Son cuatro mandatos a cual más exigentes: Id, haced discípulos, bautizad, enseñad. “Id” ¿A dónde? “Al mundo entero”. Pero no pensemos que nos manda ir a China, Nigeria o Guatemala. Ahí tienen que ir los que viven allí. También algunos de nosotros. Pero para la mayoría, nuestro “id” se concreta en algo tan próximo y cercano como la propia familia, el lugar donde trabajamos, el espacio y las personas con quienes nos divertimos, el sindicato y partido político en que militamos

¡Nada de apoltronarse en la cómoda butaca del egoísmo individualista! Los cristianos nos hemos vuelto muy cómodos y muy miedosos y hemos desertado de algo que es tan necesario como respirar: hacer apostolado. Mejor, ser apóstoles. “Haced discípulos míos”. Esta es la gran cuestión y la gran tarea. No se trata de pedir la Primera Comunión o ir a Misa los domingos. Evidentemente, eso hay que hacerlo. Pero hacerse discípulo de Jesús es, ante todo, acoger su mensaje salvador, dejar que su Persona y mensaje moldeen nuestros modos de pensar y valorar a las personas, las cosas y los acontecimientos, afrontar la vida y la muerte como él, tener las preferencias que él tenía y, en particular, convivir con todos, acoger a todos, disculpar a todos, perdonar a todos y amar a todos, especialmente a los más necesitados del alma y del cuerpo. “Bautizad”.
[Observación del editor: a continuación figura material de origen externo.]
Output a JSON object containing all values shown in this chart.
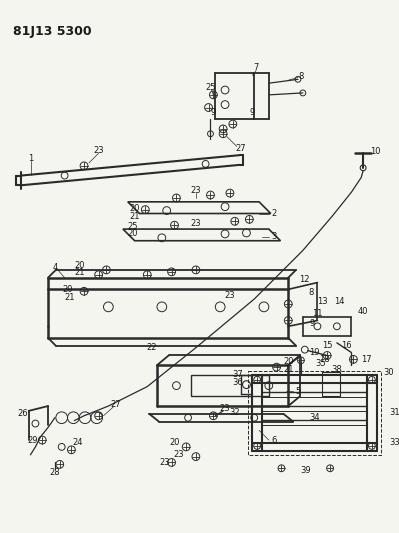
{
  "title": "81J13 5300",
  "bg_color": "#f5f5f0",
  "line_color": "#2a2a2a",
  "text_color": "#1a1a1a",
  "figsize": [
    3.99,
    5.33
  ],
  "dpi": 100,
  "label_fs": 6.0,
  "title_fs": 9.0
}
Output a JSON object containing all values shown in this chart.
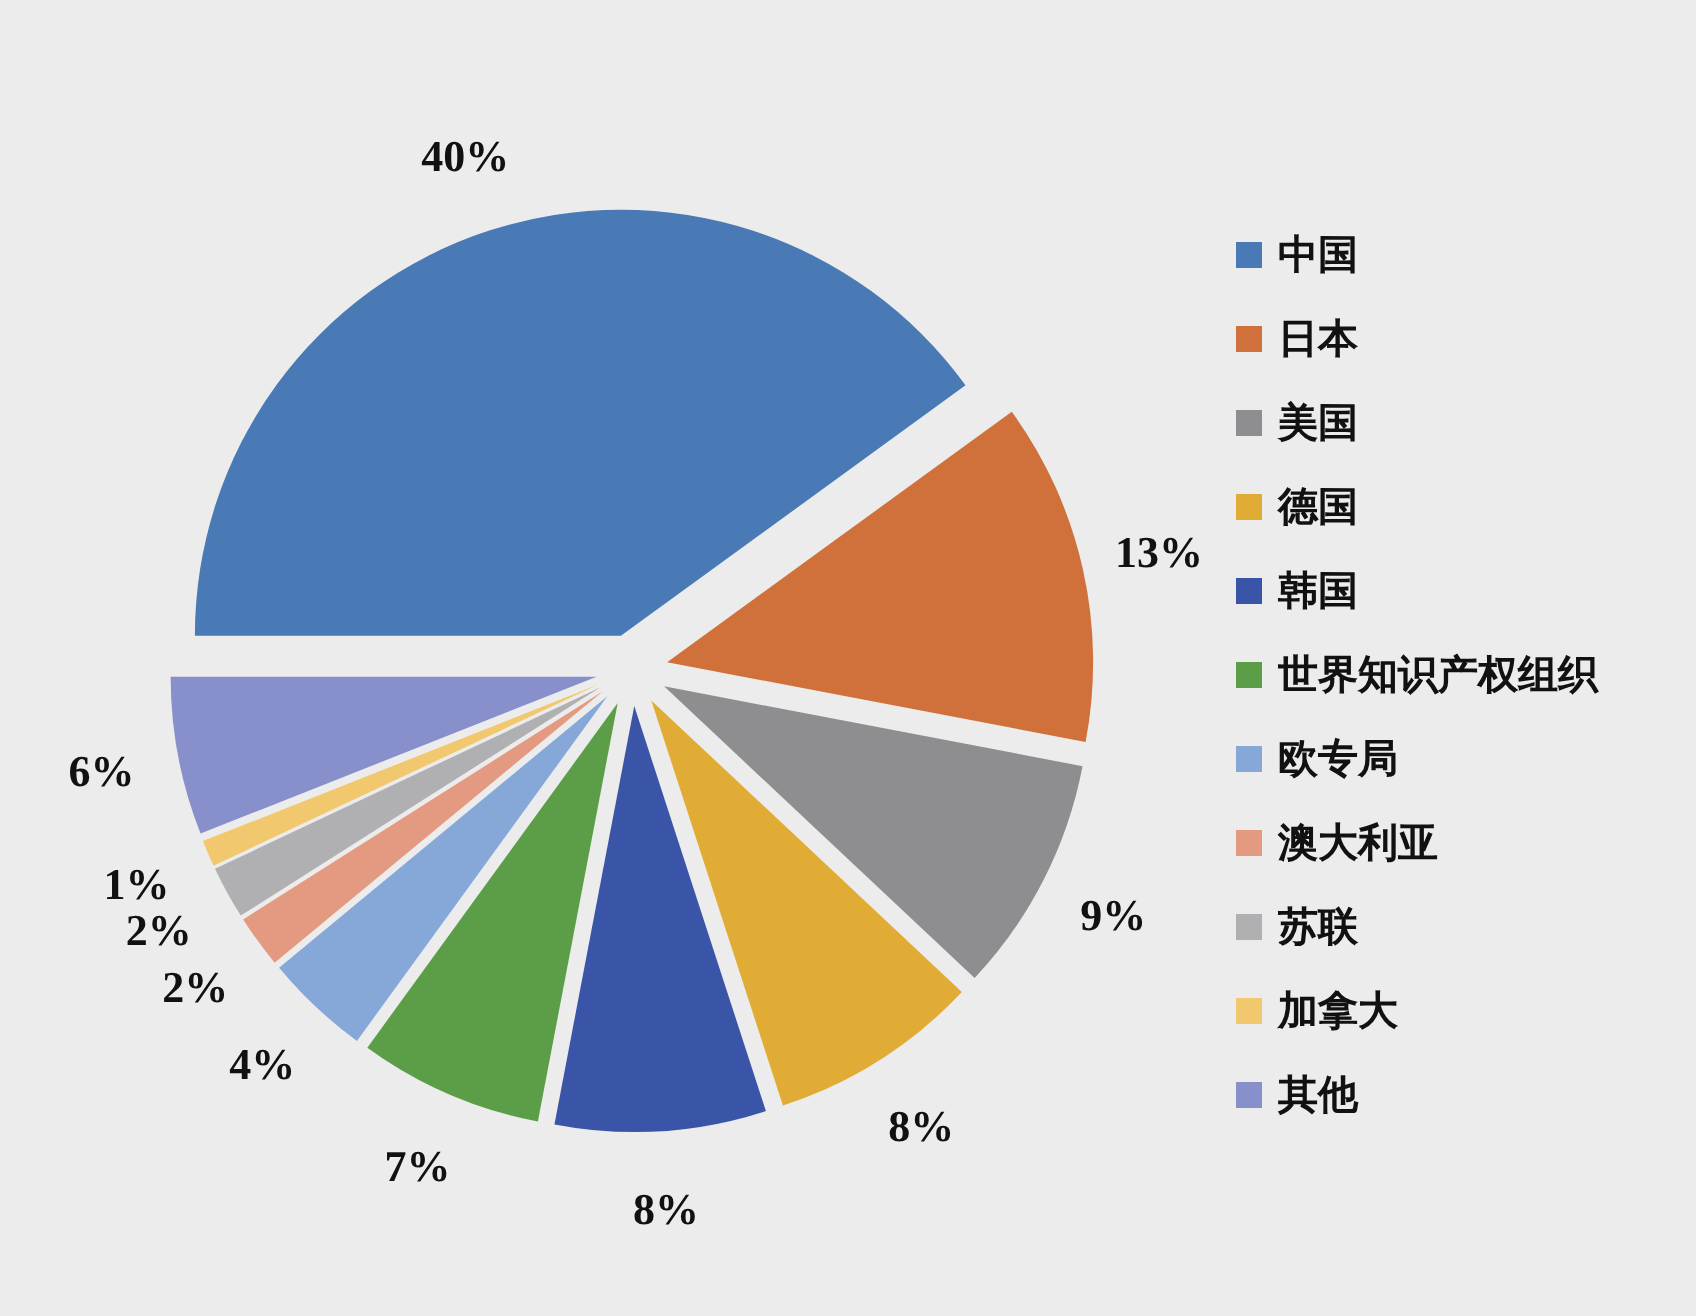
{
  "chart_data": {
    "type": "pie",
    "categories": [
      "中国",
      "日本",
      "美国",
      "德国",
      "韩国",
      "世界知识产权组织",
      "欧专局",
      "澳大利亚",
      "苏联",
      "加拿大",
      "其他"
    ],
    "values": [
      40,
      13,
      9,
      8,
      8,
      7,
      4,
      2,
      2,
      1,
      6
    ],
    "colors": [
      "#4a7ab5",
      "#d0703a",
      "#8e8e90",
      "#e0ac35",
      "#3a55a8",
      "#5c9e48",
      "#86a8d8",
      "#e49a80",
      "#b0b0b2",
      "#f2c86e",
      "#8890cc"
    ],
    "value_labels": [
      "40%",
      "13%",
      "9%",
      "8%",
      "8%",
      "7%",
      "4%",
      "2%",
      "2%",
      "1%",
      "6%"
    ],
    "legend": "right"
  }
}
Después de aceptarle por la fe y decidirse a ser discípulos suyos, es preciso recibir el Bautismo. Porque sólo así se renace a la vida de los hijos de Dios. Finalmente, “enseñadles a guardar lo que yo os he enseñado” y os enseña la Iglesia. Tarea imposible para nuestras fuerzas. Pero tarea realizable con su gracia y su ayuda. No nos faltará, porque ha prometido estar con nosotros “todos los días, hasta el fin del mundo”. ¿Puede haber tarea más consoladora y más apasionante?

 

Conclusión del santo evangelio según san Mateo (28,16-20):

EN aquel tiempo, los once discípulos se fueron a Galilea, al monte que Jesús les había indicado.
Al verlo, ellos se postraron, pero algunos dudaron.
Acercándose a ellos, Jesús les dijo:
«Se me ha dado todo poder en el cielo y en la tierra. Id, pues, y haced discípulos a todos los pueblos, bautizándolos en el nombre del Padre y del Hijo y del Espíritu Santo; enseñándoles a guardar todo lo que os he mandado.
Y sabed que yo estoy con vosotros todos los días, hasta el final de los tiempos».